Четвертая жертва сирени | страница 16
Разместив вещи в каюте, я вышел на палубу — не оттого, что имел какую-то характерную цель; мне просто не хотелось оставаться в одиночестве в тесном пространстве.
В другой раз и я, наверное, в полной мере насладился бы путешествием по Волге. Однако же сейчас никакого удовольствия я не мог получить ни от красот речных, ни от белоснежного парохода, над которым утренний ветерок развевал цветные вымпелы, ни от предупредительности прислуги. Все раздражало меня — а более всего расфуфыренная публика в салоне первого класса и муравьиная суета на пристани.
Пароход дал три гудка. Люди на пристани засуетились еще больше, бестолково забегали, кто-то, кто вышел за покупкой, спешно совал разносчику деньги, кто-то выронил изрядный куль с яблоками, и они дробно рассыпались по доскам, какая-то дама тащила к трапу упирающегося всеми лапами пуделя. Я человек сухопутный, а не речной, и то знаю, что три гудка — это еще не отход, а всего лишь второй сигнал. Вот когда пароход даст четыре гудка — один длинный и три коротких, — да затем трижды пискливо свистнет, что в переводе на человеческий язык означает «отдать чалки!», — это и будет настоящим отплытием.
Так вскоре и произошло. Ровно в половине двенадцатого «Фельдмаршал Суворов» отчалил от меркурьевской пристани.
До Богородска мы шли без всяких приключений. Разве что пароход часто давал гудки и немного менял курс. Я знал, в чем тут причина. В этом году, как и пять лет назад, Волга сильно обмелела, и капитану нужно было быть предельно внимательным, чтобы не посадить пароход на мель там, где еще совсем недавно река не обещала никаких неприятностей.

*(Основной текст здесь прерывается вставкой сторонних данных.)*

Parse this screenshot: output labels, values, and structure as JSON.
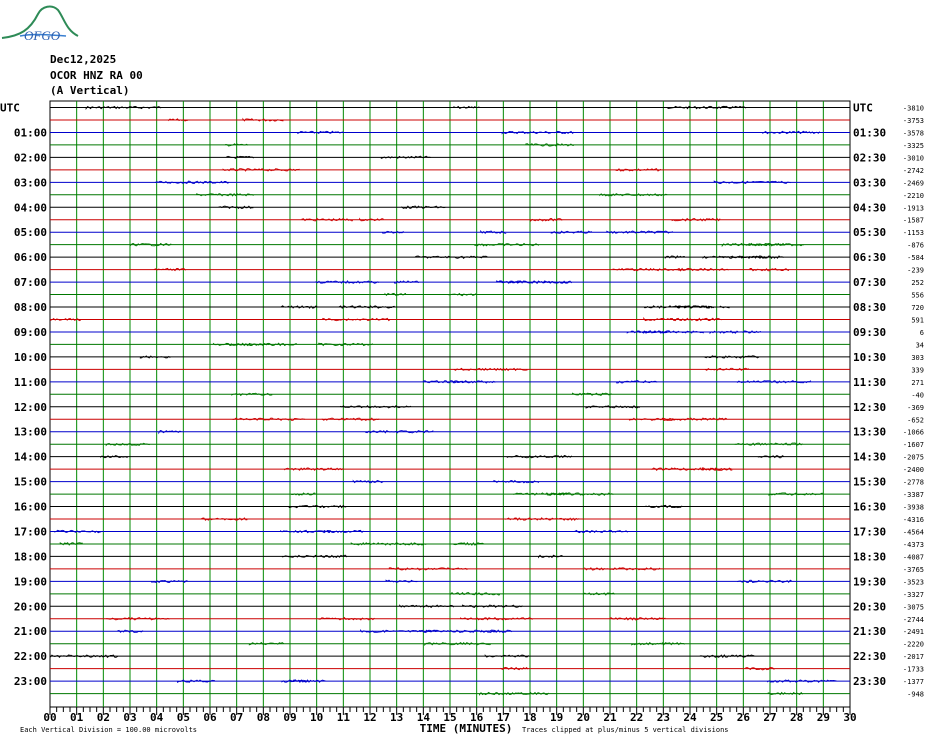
{
  "logo_text": "OFGO",
  "header": {
    "date": "Dec12,2025",
    "station": "OCOR HNZ RA 00",
    "component": "(A Vertical)"
  },
  "left_axis_title": "UTC",
  "right_axis_title": "UTC",
  "footer": {
    "xlabel": "TIME (MINUTES)",
    "scale_note": "Each Vertical Division =  100.00 microvolts",
    "clip_note": "Traces clipped at plus/minus 5 vertical divisions"
  },
  "colors": {
    "cycle": [
      "#000000",
      "#cc0000",
      "#0000cc",
      "#007700"
    ],
    "grid": "#008800"
  },
  "chart_data": {
    "type": "line",
    "title": "",
    "xlabel": "TIME (MINUTES)",
    "ylabel": "UTC",
    "xlim": [
      0,
      30
    ],
    "x_ticks": [
      "00",
      "01",
      "02",
      "03",
      "04",
      "05",
      "06",
      "07",
      "08",
      "09",
      "10",
      "11",
      "12",
      "13",
      "14",
      "15",
      "16",
      "17",
      "18",
      "19",
      "20",
      "21",
      "22",
      "23",
      "24",
      "25",
      "26",
      "27",
      "28",
      "29",
      "30"
    ],
    "left_hour_labels": [
      "UTC",
      "01:00",
      "02:00",
      "03:00",
      "04:00",
      "05:00",
      "06:00",
      "07:00",
      "08:00",
      "09:00",
      "10:00",
      "11:00",
      "12:00",
      "13:00",
      "14:00",
      "15:00",
      "16:00",
      "17:00",
      "18:00",
      "19:00",
      "20:00",
      "21:00",
      "22:00",
      "23:00"
    ],
    "right_half_labels": [
      "UTC",
      "01:30",
      "02:30",
      "03:30",
      "04:30",
      "05:30",
      "06:30",
      "07:30",
      "08:30",
      "09:30",
      "10:30",
      "11:30",
      "12:30",
      "13:30",
      "14:30",
      "15:30",
      "16:30",
      "17:30",
      "18:30",
      "19:30",
      "20:30",
      "21:30",
      "22:30",
      "23:30"
    ],
    "trace_offsets": [
      "-3810",
      "-3753",
      "-3578",
      "-3325",
      "-3010",
      "-2742",
      "-2469",
      "-2210",
      "-1913",
      "-1587",
      "-1153",
      "-876",
      "-584",
      "-239",
      "252",
      "556",
      "720",
      "591",
      "6",
      "34",
      "303",
      "339",
      "271",
      "-40",
      "-369",
      "-652",
      "-1066",
      "-1607",
      "-2075",
      "-2400",
      "-2778",
      "-3387",
      "-3938",
      "-4316",
      "-4564",
      "-4373",
      "-4087",
      "-3765",
      "-3523",
      "-3327",
      "-3075",
      "-2744",
      "-2491",
      "-2220",
      "-2017",
      "-1733",
      "-1377",
      "-948"
    ],
    "clip_divisions": 5,
    "microvolts_per_division": 100.0,
    "trace_interval_minutes": 30,
    "trace_count": 48
  }
}
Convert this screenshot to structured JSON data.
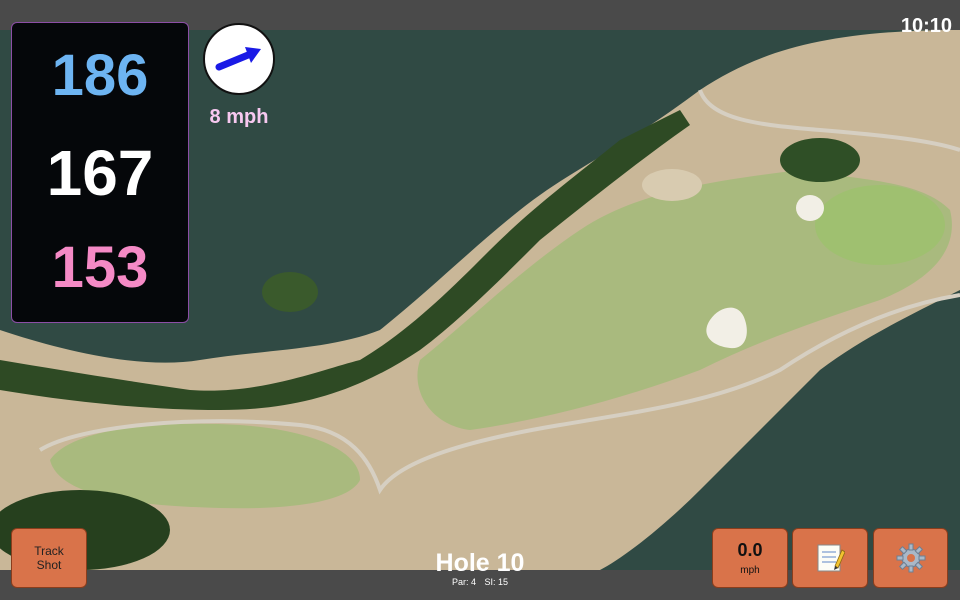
{
  "status_bar": {
    "time": "10:10"
  },
  "distances": {
    "back": "186",
    "middle": "167",
    "front": "153",
    "colors": {
      "back": "#6db4f2",
      "middle": "#ffffff",
      "front": "#f58ac6"
    }
  },
  "wind": {
    "speed": "8 mph",
    "icon": "wind-arrow-icon",
    "arrow_color": "#1a1ae6",
    "text_color": "#f7c8f0"
  },
  "hole": {
    "title": "Hole 10",
    "par": "Par: 4",
    "si": "SI: 15"
  },
  "buttons": {
    "track_shot": {
      "line1": "Track",
      "line2": "Shot"
    },
    "speed": {
      "value": "0.0",
      "unit": "mph"
    },
    "notes": {
      "icon": "notepad-icon"
    },
    "settings": {
      "icon": "gear-icon"
    },
    "color": "#d9734a"
  },
  "map": {
    "water": "#304a44",
    "fairway": "#a9ba7e",
    "rough": "#c9b798",
    "trees": "#2e4a24",
    "cart_path": "#d6cfc2",
    "bunker": "#f2efe6"
  }
}
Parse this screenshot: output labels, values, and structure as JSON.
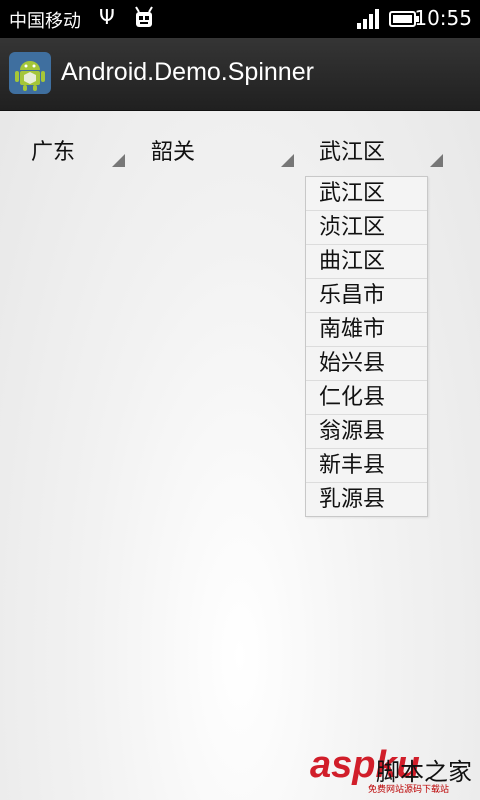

Вскоре после Богородска зазвонил колокол. Прислуга созывала пассажиров на обед. На всех меркурьевских пароходах общий обед подается обязательно в три часа. Можно, конечно, попросить еду раньше или позже и даже вкушать пищу не за общим столом, а за отдельным, но тогда обед будет стоить полтора рубля против обычных девяноста копеек.
Настроение мое было настолько мизантропическим, что я пренебрег соображениями экономии и, войдя в буфет, попросил отдельного от всех размещения. Предупредительный официант провел меня к круглому столику, покрытому накрахмаленною до хруста скатертью и расположенному в дальнем от входа углу. Сам официант тоже менее всего походил на трактирного полового — это был настоящий морской волк с пышными усами и бакенбардами, обряженный в белоснежный китель с золотистыми пуговицами. Я попросил рядовой обед из пяти блюд, а к нему еще и рябиновки.